I believe its "*general *shop talk" but whatev.  If I can't b&m for a second about my website without getting my ass chewed out, then that's fine.  Ill remember for the future!


----------



## craig (May 31, 2008)

Also remember that this is a discussion forum. No one is hear to blow smoke and I think it is important to get as many viewpoints as possible.

)'(


----------



## abraxas (May 31, 2008)

kellylindseyphotography said:


> its the price you pay for not paying a price GGGGGAHHHH!  I'm going to go outside and scream now to let out this frustration after it just deleted all my hard work.  *^$&@^%#*@$^&#&^*^^&*



So anyway, what happened?

BTW, things happen even to paid web sites.


----------



## RebelTasha (May 31, 2008)

Next time you have some time try looking into some other free ones I used to have a good one but I forget who hosted it.. grrr

The only ones that come to mind now probably arnt' suitable but just incase... blogspot that would show off your work nicely although I guess you can't set up payment through it...
http://bottlesbarbiesandboys.blogspot.com/

There's Etsy but they don't have a layout that would really suit your work...
Here's a general photographer that is using it..
http://www.etsy.com/shop.php?user_id=47365

Ok totally useless but they might give you some ideas..  
Keep on looking Kelly something perfect will come up..

(I'm not associated with either of the examples posted)


----------



## Rachelsne (May 31, 2008)

kellylindseyphotography said:


> I believe its "*general *shop talk" but whatev.  If I can't b&m for a second about my website without getting my ass chewed out, then that's fine.  Ill remember for the future!



You have done a sensible thing by deciding not to get into debt because of your hobby, :thumbup:


----------



## tirediron (Jun 1, 2008)

I feel your pain, however I think you can do even better than $10 a month.  My website (300Mb storage) with several Gig of throughput, unlimited e-mail addresses, and outstanding technical support runs less than $6.00/month, and that includes my domain name!

I understand your financial straits, but I would submit that can you afford NOT to have a website?  At least that is, if you plan to make the move to professional or even semi-professional?  

As far as the 'site itself goes, basic HTML is not difficult (If you have a look at my 'site, everything there I did myself (all self-taught, and if I can learn it, anyone can!) and is done with two basic freeware apps.


----------



## Senor Hound (Jun 1, 2008)

kellylindseyphotography said:


> Ya.
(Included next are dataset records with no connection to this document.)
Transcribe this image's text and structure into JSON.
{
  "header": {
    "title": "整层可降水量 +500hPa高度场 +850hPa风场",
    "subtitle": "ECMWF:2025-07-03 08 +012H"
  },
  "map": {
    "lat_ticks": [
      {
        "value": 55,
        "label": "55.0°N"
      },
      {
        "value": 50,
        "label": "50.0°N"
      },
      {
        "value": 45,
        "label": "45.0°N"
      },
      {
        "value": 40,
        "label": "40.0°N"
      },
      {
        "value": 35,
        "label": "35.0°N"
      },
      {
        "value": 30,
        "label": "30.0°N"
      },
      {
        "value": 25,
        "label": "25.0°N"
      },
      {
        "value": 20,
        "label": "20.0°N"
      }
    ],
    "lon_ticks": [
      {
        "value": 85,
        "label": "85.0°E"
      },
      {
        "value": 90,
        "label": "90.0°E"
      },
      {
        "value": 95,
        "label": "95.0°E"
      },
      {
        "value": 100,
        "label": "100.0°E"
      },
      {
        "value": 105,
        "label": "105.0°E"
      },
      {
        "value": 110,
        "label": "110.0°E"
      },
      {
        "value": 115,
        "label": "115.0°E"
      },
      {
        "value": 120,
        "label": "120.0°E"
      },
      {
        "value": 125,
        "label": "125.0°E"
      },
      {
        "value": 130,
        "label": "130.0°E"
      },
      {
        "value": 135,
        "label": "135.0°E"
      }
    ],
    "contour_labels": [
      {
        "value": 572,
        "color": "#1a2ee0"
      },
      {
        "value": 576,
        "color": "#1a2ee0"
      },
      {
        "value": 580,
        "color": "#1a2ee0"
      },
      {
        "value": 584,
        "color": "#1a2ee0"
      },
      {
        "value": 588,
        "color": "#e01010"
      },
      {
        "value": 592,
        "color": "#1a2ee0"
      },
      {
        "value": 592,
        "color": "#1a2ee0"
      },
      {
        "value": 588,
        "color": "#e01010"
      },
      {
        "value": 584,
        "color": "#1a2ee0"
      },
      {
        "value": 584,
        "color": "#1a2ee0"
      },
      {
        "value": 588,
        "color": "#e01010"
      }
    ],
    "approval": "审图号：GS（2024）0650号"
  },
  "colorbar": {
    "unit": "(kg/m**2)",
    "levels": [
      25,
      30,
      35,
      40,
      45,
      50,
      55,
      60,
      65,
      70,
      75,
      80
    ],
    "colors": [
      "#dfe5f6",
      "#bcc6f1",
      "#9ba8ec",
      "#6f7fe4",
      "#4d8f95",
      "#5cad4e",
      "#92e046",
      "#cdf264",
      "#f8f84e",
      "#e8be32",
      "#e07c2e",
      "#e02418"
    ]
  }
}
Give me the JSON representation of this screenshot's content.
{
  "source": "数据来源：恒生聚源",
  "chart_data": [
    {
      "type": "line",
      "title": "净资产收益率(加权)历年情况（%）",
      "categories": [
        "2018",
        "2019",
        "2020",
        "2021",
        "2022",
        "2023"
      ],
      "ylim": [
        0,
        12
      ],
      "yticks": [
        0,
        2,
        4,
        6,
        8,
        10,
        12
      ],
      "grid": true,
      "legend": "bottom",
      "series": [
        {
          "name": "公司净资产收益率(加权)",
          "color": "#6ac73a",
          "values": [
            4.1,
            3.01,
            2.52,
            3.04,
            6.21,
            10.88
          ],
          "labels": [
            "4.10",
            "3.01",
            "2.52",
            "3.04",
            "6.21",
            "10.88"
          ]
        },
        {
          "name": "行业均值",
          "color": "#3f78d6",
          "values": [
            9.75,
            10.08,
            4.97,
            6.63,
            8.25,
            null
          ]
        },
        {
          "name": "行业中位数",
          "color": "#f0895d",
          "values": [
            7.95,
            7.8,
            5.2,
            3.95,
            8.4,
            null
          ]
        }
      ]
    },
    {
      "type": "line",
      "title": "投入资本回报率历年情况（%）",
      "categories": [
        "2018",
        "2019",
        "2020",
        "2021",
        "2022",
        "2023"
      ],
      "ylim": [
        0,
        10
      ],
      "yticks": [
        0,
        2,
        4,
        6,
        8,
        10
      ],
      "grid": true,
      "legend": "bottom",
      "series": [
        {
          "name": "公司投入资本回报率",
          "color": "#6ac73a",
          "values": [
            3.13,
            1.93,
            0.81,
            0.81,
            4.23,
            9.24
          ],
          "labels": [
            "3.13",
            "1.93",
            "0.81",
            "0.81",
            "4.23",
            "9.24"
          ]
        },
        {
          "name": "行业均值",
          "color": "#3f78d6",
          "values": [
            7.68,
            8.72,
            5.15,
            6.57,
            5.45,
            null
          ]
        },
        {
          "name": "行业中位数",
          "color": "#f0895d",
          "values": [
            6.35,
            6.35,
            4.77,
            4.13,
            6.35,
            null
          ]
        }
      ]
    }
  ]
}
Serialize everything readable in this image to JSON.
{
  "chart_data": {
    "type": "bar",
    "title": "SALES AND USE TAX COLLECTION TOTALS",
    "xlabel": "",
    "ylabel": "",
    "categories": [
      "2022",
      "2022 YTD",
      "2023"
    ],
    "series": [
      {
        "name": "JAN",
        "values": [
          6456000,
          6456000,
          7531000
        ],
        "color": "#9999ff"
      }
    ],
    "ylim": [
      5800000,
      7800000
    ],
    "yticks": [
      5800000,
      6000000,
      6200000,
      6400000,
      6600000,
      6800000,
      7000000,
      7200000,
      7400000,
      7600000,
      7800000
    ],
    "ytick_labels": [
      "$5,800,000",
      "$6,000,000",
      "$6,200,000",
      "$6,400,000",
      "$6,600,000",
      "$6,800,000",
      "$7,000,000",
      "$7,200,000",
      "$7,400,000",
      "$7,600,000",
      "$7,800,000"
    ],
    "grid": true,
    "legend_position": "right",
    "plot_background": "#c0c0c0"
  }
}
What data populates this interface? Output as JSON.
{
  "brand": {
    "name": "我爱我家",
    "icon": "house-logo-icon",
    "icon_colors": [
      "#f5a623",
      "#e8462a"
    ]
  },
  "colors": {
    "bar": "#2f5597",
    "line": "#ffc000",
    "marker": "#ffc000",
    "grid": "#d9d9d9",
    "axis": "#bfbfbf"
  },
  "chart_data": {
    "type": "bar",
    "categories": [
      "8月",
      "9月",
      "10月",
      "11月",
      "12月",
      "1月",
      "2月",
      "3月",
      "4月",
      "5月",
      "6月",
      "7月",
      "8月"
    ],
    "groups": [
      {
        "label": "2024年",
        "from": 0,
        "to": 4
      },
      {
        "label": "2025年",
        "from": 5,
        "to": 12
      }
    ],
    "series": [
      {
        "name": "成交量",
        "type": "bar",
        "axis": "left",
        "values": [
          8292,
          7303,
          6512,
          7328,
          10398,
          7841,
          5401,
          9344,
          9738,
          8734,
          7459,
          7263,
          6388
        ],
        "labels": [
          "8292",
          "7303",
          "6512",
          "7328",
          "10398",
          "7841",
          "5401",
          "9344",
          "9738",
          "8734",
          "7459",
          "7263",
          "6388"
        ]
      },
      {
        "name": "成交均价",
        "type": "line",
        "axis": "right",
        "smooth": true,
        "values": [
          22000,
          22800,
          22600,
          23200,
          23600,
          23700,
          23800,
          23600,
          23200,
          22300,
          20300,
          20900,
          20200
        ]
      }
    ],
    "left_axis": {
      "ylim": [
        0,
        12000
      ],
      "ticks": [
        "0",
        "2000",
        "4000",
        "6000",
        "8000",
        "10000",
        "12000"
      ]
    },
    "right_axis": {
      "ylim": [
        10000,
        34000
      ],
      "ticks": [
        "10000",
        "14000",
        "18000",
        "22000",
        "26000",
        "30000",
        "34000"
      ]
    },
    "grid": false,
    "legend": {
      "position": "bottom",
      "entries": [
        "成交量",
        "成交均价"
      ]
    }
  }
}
No sh*t.
> 
> Its free, I deal with it.  One day, I'll move up with the big dogs.  Until then, I'll deal with this sh*t.  Its not financially feasible for me right now, I wish it was because it'd be a priority.
> 
> I'm happy to HAVE a website to show to people, even if the tech stuff sucks and is irritating.  On the positive side, I didn't sit back and make excuses as to why I don't have one (money).  I have one, it just sucks (for me).  But I do think I keep it up well and it is getting to where I want it to be.



This is why instead of going to school for photography, I want to go for graphic design...   If I could learn web page design, then I could hook you up, and you would be forced to give me free lessons.

Don't I have a vivid imagination?


----------



## kellylindseyphotography (Jun 1, 2008)

abraxas said:


> So anyway, what happened?
> 
> BTW, things happen even to paid web sites.



ugh, its the same problems over and over with them.  Typing does not work on the main page at all in the headers.  It changes letters, colors, and just randomly deletes stuff.  It freezes when you hit "publish", so all your work that you just did on a page gets totally erased.  I have learned to save after like every letter typed which is such a PITA and doesn't even work sometiems.  Then, in my galleries, it won't arrange the pictures in the order that  I want them arranged.



RebelTasha said:


> Next time you have some time try looking into some other free ones I used to have a good one but I forget who hosted it.. grrr
> 
> The only ones that come to mind now probably arnt' suitable but just incase... blogspot that would show off your work nicely although I guess you can't set up payment through it...
> http://bottlesbarbiesandboys.blogspot.com/
> ...



Thank you :thumbup:  I appreciate any/all advice that would help me to move away from freewebs, actually.  



Rachelsne said:


> You have done a sensible thing by deciding not to get into debt because of your hobby, :thumbup:



I'm not sure if this is snarky or not.  I'm going to be positive and assume it's not :thumbup:


----------



## nightfly56 (Jun 1, 2008)

I have successfully used this site to build my website, hope this helps
http://www.tripod.lycos.com/


MIck


----------